Camp Zeitouna was born.

Initially, Hibrawi and Sergie planned to create a summer camp for IDP children in Atmeh, Syria, a town fifteen minutes into Syria from the Turkish border that would include arts, sports, and hygiene workshops (photography, calligraphy, storytelling, quilting and dental hygiene demonstrations and check-ups) and culminate in the building of a soccer field for the children at the camp.

Hash-tagged #Play4Syria, Hibrawi, Attar and a team of international volunteers traveled to Reyhanli last June to lead the workshops, build a soccer field and a playground, collect stories and document the condition of children.

As Belafonte brought awareness, Zeitouna intended to do the same and motivate Syrian American expats to be "hands on" activists on the ground and to empower local activists.

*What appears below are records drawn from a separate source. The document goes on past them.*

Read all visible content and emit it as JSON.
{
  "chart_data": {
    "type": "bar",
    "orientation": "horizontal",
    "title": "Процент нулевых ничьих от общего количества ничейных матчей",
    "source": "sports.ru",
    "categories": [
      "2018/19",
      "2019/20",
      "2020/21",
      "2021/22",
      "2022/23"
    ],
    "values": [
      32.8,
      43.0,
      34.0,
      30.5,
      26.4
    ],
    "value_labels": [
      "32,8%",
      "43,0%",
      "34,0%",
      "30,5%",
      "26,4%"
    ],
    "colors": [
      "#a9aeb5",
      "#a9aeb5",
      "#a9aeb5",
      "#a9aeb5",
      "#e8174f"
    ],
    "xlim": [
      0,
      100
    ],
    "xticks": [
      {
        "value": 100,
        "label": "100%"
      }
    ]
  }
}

Hibrawi struggled not only how to humanize displaced children in the eyes of Americans who had become accustomed to seeing Syria only through a geography of distant violence, but she was terrified to go into a war zone. She quelled her fears by reminding herself of her commitment to the children and documenting their stories, and even Belafonte's words, that "shook" her: "From the time I get up to the time I go to sleep I seek out the injustices done to humankind."

As the war (or "revolution" as many inside Syria refer to the conflict) continues, Camp Zeitouna has since evolved conceptually and in nomenclature: "Zeitouna" (dropping the "Camp" and expanding from IDPs to all displaced children). In December, the Zeitouna team will return to Turkey to provide 1,500 refugee children in Reyhanli with arts, sports, and dental hygiene workshops and school supplies. They will also bring with them winter care packages to be delivered to children inside Syria.

Although aimed at creating a space for Syrian American expats to "give back" and raise general awareness in the U.S., Zeitouna has attracted some surprising supporters. Hibrawi was recently contacted by a 7th grade teacher from The Bishop's school in La Jolla, California who accidentally encountered the hashtag #Play4Syria when searching for ways to demonstrate the power of social media. She was messaged by the teacher, "My kids want to help. We love the idea of soccer and play. What can we do to help?” The middle school then conducted research on Syrian refugees and brainstormed fundraising ideas which include a bake sale, a "change jar" in every classroom, and making bracelets out of their old shirts in a "buy one, give one to a refugee" campaign (raising funds and also giving a refugee child a bracelet).